Una ricerca della RAND Education

 

[stextbox id=”warning” image=”null”]La ricerca USA[/stextbox]

Vacanze estiveSi avvicina l’estate e negli Stati Uniti riprendono le discussioni e le ricerche  sui danni causati dalle lunghe vacanze estive sugli apprendimenti degli allievi, specialmente dei più piccoli, dai 6 ai 14 anni, e appartenenti alle classi sociali più svantaggiate.

Il 13 giugno 2011 è uscita sull’argomento una nuova ricerca commissionata da The Wallace Foundation e condotta da RAND Education.  Si tratta dello studio più completo fra quelli finora svolti.

Attraverso l’analisi di tutta la letteratura esistente insieme a ulteriori  ricerche sul campo, lo studio esamina:

1)      le perdite in termini di apprendimenti provocate dai lunghi mesi di interruzione estiva,

2)      quanto  può essere recuperato attraverso efficaci programmi estivi di sostegno,

3)      i costi di tali programmi,

4)      e infine suggerimenti sul come realizzarli.

Si tenga conto che gli Stati Uniti hanno uno dei calendari scolastici  più leggeri a livello internazionale: 180 giorni di scuola e circa 3 mesi di vacanze estive, giugno, luglio e agosto.

“Sta diventando sempre più chiaro che le convenzionali 6 ore giornaliere e i 180 giorni all’anno di scuola sono sempre più insufficienti se si vuole dare ai bambini svantaggiati quello di cui hanno bisogno“, ha detto Nancy Devine, una dei direttori di ricerca alla Wallace Foundation.
E ha continuato:“Questo studio della RAND, Making summer count, conferma il grave impatto che ha l’interruzione estiva sugli studenti delle classi meno abbienti e ci dice che attività estive qualificate, per quanto difficili da realizzare, sono una strada promettente da percorrere”.

In media gli studenti perdono un mese di apprendimenti durante l’estate.

Ciò che è più preoccupante è che gli studenti delle famiglie più svantaggiate sono quelli che ne subiscono le conseguenze in maniera del tutto sproporzionata rispetto agli altri. La perdita di conoscenze e competenze durante l’estate spiega anche l’incolmabile gap che continua ad esistere tra allievi poveri e allievi benestanti, i quali possono frequentare costosi campeggi estivi o continuare a leggere a casa con i genitori.

Infine la cosa che deve più di tutte fare riflettere è il fatto che la perdita estiva delle conoscenze e competenze è cumulativa; con il tempo la differenza tra il tasso di apprendimenti estivi degli allievi svantaggiati e di quelli benestanti contribuisce in maniera determinante a mantenere il gap negli apprendimenti fra gli uni e gli altri.

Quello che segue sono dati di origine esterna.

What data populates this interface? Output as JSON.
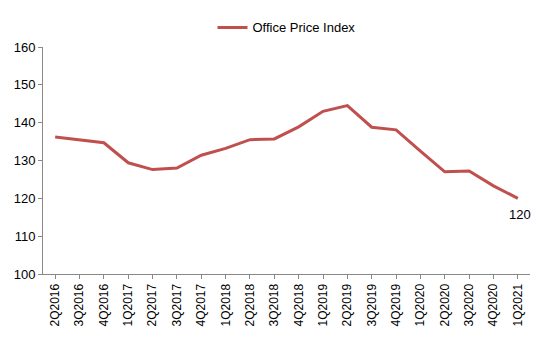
{
  "chart_data": {
    "type": "line",
    "categories": [
      "2Q2016",
      "3Q2016",
      "4Q2016",
      "1Q2017",
      "2Q2017",
      "3Q2017",
      "4Q2017",
      "1Q2018",
      "2Q2018",
      "3Q2018",
      "4Q2018",
      "1Q2019",
      "2Q2019",
      "3Q2019",
      "4Q2019",
      "1Q2020",
      "2Q2020",
      "3Q2020",
      "4Q2020",
      "1Q2021"
    ],
    "series": [
      {
        "name": "Office Price Index",
        "color": "#c0504d",
        "values": [
          136.2,
          135.5,
          134.7,
          129.4,
          127.6,
          128.0,
          131.4,
          133.2,
          135.5,
          135.7,
          138.9,
          143.0,
          144.5,
          138.8,
          138.1,
          132.5,
          127.0,
          127.2,
          123.3,
          120
        ]
      }
    ],
    "ylim": [
      100,
      160
    ],
    "yticks": [
      100,
      110,
      120,
      130,
      140,
      150,
      160
    ],
    "grid": false,
    "legend": "top",
    "annotations": [
      {
        "x": "1Q2021",
        "y": 120,
        "text": "120"
      }
    ]
  }
}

Di fronte   a questi dati, i politici USA stanno promuovendo in maniera sempre più ampia corsi estivi, come strategia per migliorare gli apprendimenti dei ragazzini che vanno male a scuola.

Nel 2010, il Presidente Obama affermava: Durante i mesi estivi gli studenti perdono troppo di quello che hanno imparato”, e alla fine del 2010 la first lady Michelle Obama ha lanciato il programma “United We Serve: Let’s Read, Let’s Move” che incoraggia gli americani a combattere il gap estivo di lettura, sottolineando il fatto che i giovani che non leggono durante l’estate possono perdere mesi di progressi scolastici (White House 2010)

I ricercatori hanno poi esaminato i programmi estivi esistenti.

Non tutti forniscono uguali benefici agli studenti. E soprattutto molti programmi sono scarsamente frequentati.

I ricercatori hanno anche riscontrato che i programmi che producono maggiori benefici sono quelli che comprendono insegnamenti individualizzati, coinvolgimento dei genitori e gruppi piccoli di apprendimento.

Nonostante ci siano chiari segnali dell’importanza di questi programmi in termini di ricaduta sugli apprendimenti, i distretti mettono in discussione gli alti costi di tali attività e molte sono state interrotte a causa dei tagli di bilancio.

Sebbene un giorno di istruzione estiva costi meno di un giorno di scuola durante l’anno,  i programmi estivi costituiscono pur sempre un costo aggiuntivo. Così i ricercatori hanno riscontrato che i costi sono la principale barriera all’implementazione dei programmi estivi.

La coautrice della ricerca, Catherine Augustine, ha detto :”

“Uno dei modi con i quali i distretti possono rendere più praticabili i programmi estivi di apprendimento è di costituire dei partenariati con organizzazioni del sociale. Le loro attività sono spesso meno costose rispetto a corsi svolti da personale scolastico e offrono opportunità più ricche, spesso simili a quelle di cui usufruiscono i bambini della media borghesia che possono permettersi costosi campi estivi, dove ad esempio si pratica la canoa o il gioco degli scacchi, che incoraggiano la frequenza dei giovani, e che sono entrambi  validi ai fini dell’apprendimento.”

I ricercatori hanno poi fatto una serie di raccomandazioni, tra cui:

  1. investire in personale molto qualificato e fare tempestive programmazioni
  2. applicare le “buone pratiche” ai programmi estivi di apprendimento
  3. esaltare forme di partenariato, che consentono la creazione e la sostenibilità di programmi qualificati realizzati attraverso il volontariato sociale
  4. essere creativi nel ricercare i fondi, ci sono più di 100 fonti di finanziamento che possono sostenere i programmi estivi.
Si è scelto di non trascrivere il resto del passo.